Large text-to-image models achieved a remarkable leap in the evolution of AI, enabling high-quality and diverse synthesis of images from a given text prompt. However, these models lack the ability to mimic the appearance of subjects in a given reference set and synthesize novel renditions of them in different contexts. In this work, we present a new approach for "personalization" of text-to-image diffusion models. Given as input just a few images of a subject, we fine-tune a pretrained text-to-image model such that it learns to bind a unique identifier with that specific subject. Once the subject is embedded in the output domain of the model, the unique identifier can be used to synthesize novel photorealistic images of the subject contextualized in different scenes. By leveraging the semantic prior embedded in the model with a new autogenous class-specific prior preservation loss, our technique enables synthesizing the subject in diverse scenes, poses, views and lighting conditions that do not appear in the reference images. We apply our technique to several previously-unassailable tasks, including subject recontextualization, text-guided view synthesis, and artistic rendering, all while preserving the subject's key features. We also provide a new dataset and evaluation protocol for this new task of subject-driven generation. Project page: https://dreambooth.github.io/
The paper introduces a method to personalize text-to-image diffusion models for generating realistic images of a specific subject in various scenes.
The ability to generate realistic images from text prompts has seen remarkable progress with the advent of large text-to-image models. Despite their success, a significant limitation of these models is their inability to accurately preserve the appearance of specific subjects across different contexts. The work presented addresses this gap by introducing a novel approach to personalize text-to-image diffusion models, allowing for the generation of photorealistic images of a particular subject in a variety of scenes, poses, and lighting conditions.
At the core of the proposed method is the fine-tuning of a pre-trained text-to-image diffusion model with a small number of images of a specific subject.

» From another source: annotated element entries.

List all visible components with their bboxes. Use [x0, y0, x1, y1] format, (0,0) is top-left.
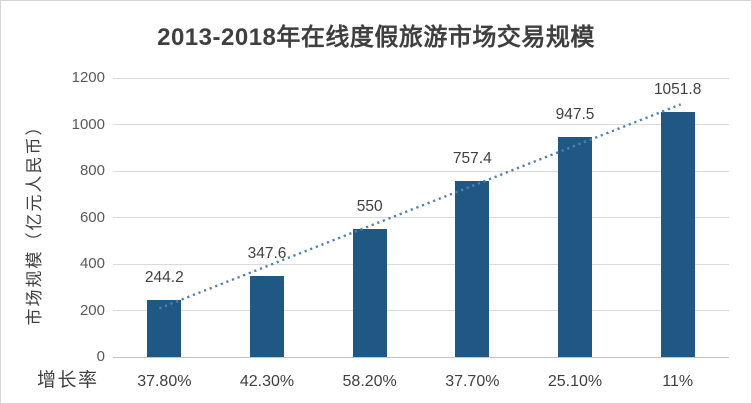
bar — [660, 112, 695, 357]
growth-value: 42.30% — [239, 373, 295, 390]
y-tick-label: 600 — [79, 208, 105, 226]
y-tick-label: 800 — [79, 162, 105, 179]
bar — [147, 300, 182, 357]
gridline — [113, 170, 729, 172]
gridline — [113, 310, 729, 311]
bar — [352, 229, 387, 357]
growth-value: 58.20% — [342, 373, 397, 390]
gridline — [113, 124, 729, 125]
x-axis-line — [113, 356, 729, 358]
y-tick-label: 200 — [79, 301, 105, 319]
gridline — [113, 217, 729, 218]
bar-value-label: 1051.8 — [653, 81, 702, 99]
growth-value: 25.10% — [547, 373, 603, 390]
bar-value-label: 550 — [356, 198, 383, 216]
gridline — [113, 263, 729, 265]
y-tick-label: 1200 — [71, 69, 105, 86]
growth-row-label: 增长率 — [37, 370, 99, 391]
growth-value: 37.80% — [137, 373, 192, 390]
bar-value-label: 947.5 — [555, 105, 595, 123]
gridline — [113, 77, 729, 79]
chart-title: 2013-2018年在线度假旅游市场交易规模 — [157, 24, 595, 51]
growth-value: 37.70% — [445, 373, 500, 390]
y-tick-label: 0 — [96, 348, 105, 365]
bar — [558, 136, 592, 357]
bar-value-label: 244.2 — [144, 269, 184, 287]
y-tick-label: 1000 — [71, 115, 105, 133]
growth-value: 11% — [662, 373, 694, 390]
bar — [455, 180, 490, 357]
y-tick-label: 400 — [79, 255, 105, 272]
bar — [250, 276, 284, 357]
bar-value-label: 757.4 — [452, 149, 492, 167]
bar-value-label: 347.6 — [247, 245, 287, 263]
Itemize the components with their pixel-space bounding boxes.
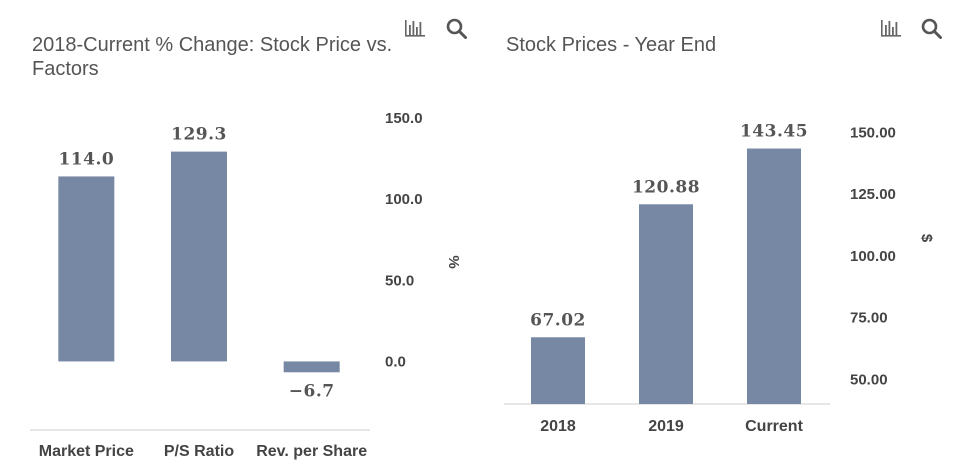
- data-label: 114.0: [58, 149, 114, 169]
- x-tick-label: 2018: [540, 418, 576, 435]
- y-tick-label: 150.0: [385, 110, 423, 127]
- x-tick-label: 2019: [648, 418, 684, 435]
- x-tick-label: Current: [745, 418, 803, 435]
- search-icon[interactable]: [444, 16, 470, 42]
- y-tick-label: 100.00: [850, 248, 896, 265]
- bar: [639, 204, 693, 404]
- bar: [747, 148, 801, 404]
- data-label: 143.45: [740, 122, 808, 142]
- y-axis-title: $: [918, 234, 935, 243]
- data-label: −6.7: [289, 381, 335, 401]
- bar-chart-icon[interactable]: [402, 16, 428, 42]
- bar: [531, 337, 585, 404]
- y-tick-label: 100.0: [385, 191, 423, 208]
- data-label: 120.88: [632, 177, 700, 197]
- y-tick-label: 150.00: [850, 124, 896, 141]
- y-tick-label: 50.00: [850, 371, 888, 388]
- y-tick-label: 50.0: [385, 272, 414, 289]
- y-tick-label: 75.00: [850, 310, 888, 327]
- bar-chart: 114.0 Market Price 129.3 P/S Ratio −6.7 Rev. …: [30, 110, 462, 460]
- chart-title: Stock Prices - Year End: [506, 34, 717, 56]
- y-tick-label: 125.00: [850, 186, 896, 203]
- bar-chart: 67.02 2018 120.88 2019 143.45 Current 50.00 75.…: [504, 122, 935, 435]
- bar: [283, 361, 340, 373]
- x-tick-label: P/S Ratio: [164, 443, 234, 460]
- search-icon[interactable]: [919, 16, 945, 42]
- x-tick-label: Market Price: [39, 443, 134, 460]
- y-axis-title: %: [445, 255, 462, 268]
- x-tick-label: Rev. per Share: [256, 443, 367, 460]
- data-label: 129.3: [171, 125, 227, 145]
- chart-panel-stock-prices: Stock Prices - Year End 67.02 2018 120.88 2…: [478, 0, 958, 470]
- chart-panel-price-change: 2018-Current % Change: Stock Price vs. F…: [0, 0, 478, 470]
- y-tick-label: 0.0: [385, 353, 406, 370]
- chart-title: 2018-Current % Change: Stock Price vs. F…: [32, 34, 393, 80]
- bar-chart-icon[interactable]: [878, 16, 904, 42]
- bar: [58, 176, 115, 362]
- data-label: 67.02: [530, 310, 586, 330]
- bar: [171, 151, 227, 362]
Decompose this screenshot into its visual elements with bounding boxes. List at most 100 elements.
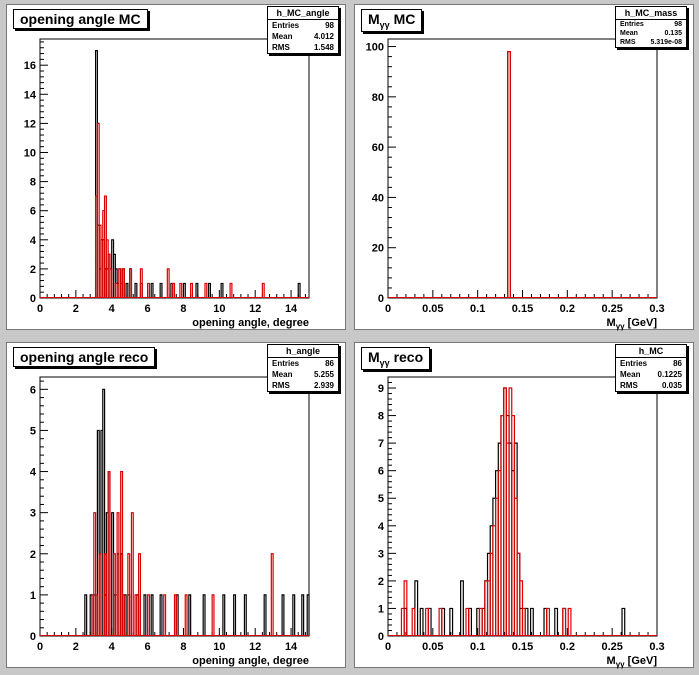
y-tick-label: 4: [30, 235, 37, 247]
x-tick-label: 12: [249, 303, 261, 315]
x-tick-label: 0.1: [470, 303, 485, 315]
plot-frame: [387, 38, 658, 299]
histogram-steps: [507, 50, 511, 298]
stats-row-entries: Entries 98: [272, 21, 334, 30]
x-tick-label: 0.05: [422, 641, 443, 653]
histogram-mgg-reco: 0 1 2 3 4 5 6 7 8 9 0 0.05 0.1 0.15 0.2 0.25 0.3 Mγγ [GeV…: [378, 376, 665, 669]
stats-row-mean: Mean 0.135: [620, 30, 682, 37]
stats-name: h_angle: [268, 345, 338, 358]
y-tick-label: 80: [372, 92, 384, 104]
plot-frame: [39, 38, 310, 299]
x-tick-label: 8: [180, 303, 186, 315]
stats-box: h_MC_angle Entries 98 Mean 4.012 RMS 1.548: [267, 6, 339, 54]
pad-title: Mγγ reco: [361, 347, 431, 370]
x-axis-label: Mγγ [GeV]: [607, 655, 658, 669]
x-tick-label: 2: [73, 641, 79, 653]
histogram-steps: [91, 470, 274, 636]
y-tick-label: 20: [372, 243, 384, 255]
series-black: [388, 50, 657, 298]
x-tick-label: 0.05: [422, 303, 443, 315]
x-axis-label: Mγγ [GeV]: [607, 317, 658, 331]
stats-row-rms: RMS 1.548: [272, 43, 334, 52]
x-tick-label: 0: [385, 303, 391, 315]
stats-row-mean: Mean 5.255: [272, 370, 334, 379]
histogram-steps: [94, 122, 265, 298]
y-tick-label: 40: [372, 192, 384, 204]
x-tick-label: 0.15: [512, 303, 533, 315]
y-tick-label: 6: [30, 206, 36, 218]
pad-mgg-mc: 0 20 40 60 80 100 0 0.05 0.1 0.15 0.2 0.25 0.3 Mγγ [G…: [354, 4, 694, 331]
y-tick-label: 9: [378, 383, 384, 395]
y-tick-label: 5: [378, 493, 384, 505]
x-tick-label: 14: [285, 303, 298, 315]
y-tick-label: 10: [24, 147, 36, 159]
y-tick-label: 12: [24, 118, 36, 130]
y-tick-label: 6: [378, 466, 384, 478]
y-tick-label: 100: [366, 42, 384, 54]
stats-box: h_angle Entries 86 Mean 5.255 RMS 2.939: [267, 344, 339, 392]
x-tick-label: 0.1: [470, 641, 485, 653]
stats-row-rms: RMS 2.939: [272, 381, 334, 390]
x-tick-label: 8: [180, 641, 186, 653]
histogram-steps: [84, 388, 310, 636]
stats-row-rms: RMS 0.035: [620, 381, 682, 390]
pad-opening-angle-reco: 0 1 2 3 4 5 6 0 2 4 6 8 10 12 14 opening angle, degree …: [6, 342, 346, 668]
x-tick-label: 10: [213, 303, 225, 315]
x-tick-label: 10: [213, 641, 225, 653]
x-tick-label: 0.3: [649, 641, 664, 653]
pad-title: opening angle reco: [13, 347, 156, 367]
y-tick-label: 60: [372, 142, 384, 154]
y-tick-label: 8: [30, 177, 36, 189]
y-tick-label: 2: [30, 264, 36, 276]
y-tick-label: 8: [378, 411, 384, 423]
y-tick-label: 6: [30, 384, 36, 396]
y-tick-label: 0: [378, 631, 384, 643]
histogram-mgg-mc: 0 20 40 60 80 100 0 0.05 0.1 0.15 0.2 0.25 0.3 Mγγ [G…: [366, 38, 665, 331]
x-tick-label: 0: [37, 303, 43, 315]
stats-name: h_MC_angle: [268, 7, 338, 20]
stats-row-entries: Entries 98: [620, 21, 682, 28]
series-red: [40, 122, 309, 298]
pad-title: opening angle MC: [13, 9, 148, 29]
y-tick-label: 3: [378, 548, 384, 560]
series-red: [388, 387, 657, 636]
x-tick-label: 12: [249, 641, 261, 653]
y-tick-label: 0: [378, 293, 384, 305]
x-tick-label: 2: [73, 303, 79, 315]
stats-row-mean: Mean 0.1225: [620, 370, 682, 379]
x-tick-label: 4: [109, 303, 116, 315]
stats-row-mean: Mean 4.012: [272, 32, 334, 41]
y-tick-label: 3: [30, 508, 36, 520]
y-tick-label: 2: [378, 576, 384, 588]
stats-row-entries: Entries 86: [272, 359, 334, 368]
series-red: [388, 50, 657, 298]
y-tick-label: 4: [30, 467, 37, 479]
histogram-opening-angle-mc: 0 2 4 6 8 10 12 14 16 0 2 4 6 8 10 12 14 opening angle, d…: [24, 38, 310, 329]
x-tick-label: 0.15: [512, 641, 533, 653]
x-tick-label: 0.2: [560, 303, 575, 315]
y-tick-label: 14: [24, 89, 37, 101]
y-tick-label: 0: [30, 631, 36, 643]
y-tick-label: 7: [378, 438, 384, 450]
y-tick-label: 1: [30, 590, 36, 602]
x-tick-label: 6: [145, 303, 151, 315]
x-axis-label: opening angle, degree: [192, 655, 309, 667]
x-tick-label: 0.25: [601, 303, 622, 315]
x-tick-label: 0.3: [649, 303, 664, 315]
x-tick-label: 14: [285, 641, 298, 653]
histogram-steps: [400, 387, 572, 636]
y-tick-label: 2: [30, 549, 36, 561]
x-tick-label: 0.25: [601, 641, 622, 653]
x-tick-label: 4: [109, 641, 116, 653]
x-axis-label: opening angle, degree: [192, 317, 309, 329]
stats-name: h_MC: [616, 345, 686, 358]
stats-row-entries: Entries 86: [620, 359, 682, 368]
pad-title: Mγγ MC: [361, 9, 423, 32]
x-tick-label: 6: [145, 641, 151, 653]
stats-box: h_MC_mass Entries 98 Mean 0.135 RMS 5.319e-…: [615, 6, 687, 48]
histogram-steps: [94, 50, 301, 298]
y-tick-label: 0: [30, 293, 36, 305]
pad-mgg-reco: 0 1 2 3 4 5 6 7 8 9 0 0.05 0.1 0.15 0.2 0.25 0.3 Mγγ [GeV…: [354, 342, 694, 669]
stats-row-rms: RMS 5.319e-08: [620, 39, 682, 46]
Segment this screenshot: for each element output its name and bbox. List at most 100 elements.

The process involves embedding the subject into the model's output domain, making it possible to generate novel images of the subject using a unique identifier. Key to this method is a novel loss function, termed autogenous class-specific prior preservation loss, which leverages the semantic prior embedded within the model. This approach ensures that the fine-tuned model can generate diverse renditions of the subject without deviating significantly from its original appearance or the characteristics of its class.
The implementation involves three key steps:
The researchers conducted extensive experiments to showcase the versatility of the technique, demonstrating its applicability in recontextualizing subjects, modifying their properties, and generating artistic renditions. Notably, the method proved capable of preserving the unique features of subjects across all generated images. Evaluation metrics, including a newly proposed DINO metric optimized for subject fidelity, highlighted the method's efficacy in maintaining subject and prompt fidelity.
Comparisons with concurrent work reveal the superior capability of the presented method in both preserving subject identity and adhering to prompts. Notably, the approach outperformed existing methods, including Textual Inversion, across several fidelity metrics.
The paper discusses several limitations, including challenges in specific contexts where model performance may degrade due to weak priors or difficulty in accurately generating the intended environment. Despite these limitations, the work represents a significant step forward in personalized image generation.
The research opens up exciting avenues for future work, including potential applications in generating personalized content and exploring new forms of artistic expression. Additionally, the methodology lays the groundwork for further exploration into the fine-tuning of generative models for personalized applications.
This work presents a groundbreaking approach to personalizing text-to-image diffusion models, enabling the generation of highly realistic and contextually varied images of specific subjects. Through careful fine-tuning and innovative loss functions, the method achieves remarkable success in preserving subject identity across a wide range of generated images, marking a significant advancement in the field of generative AI.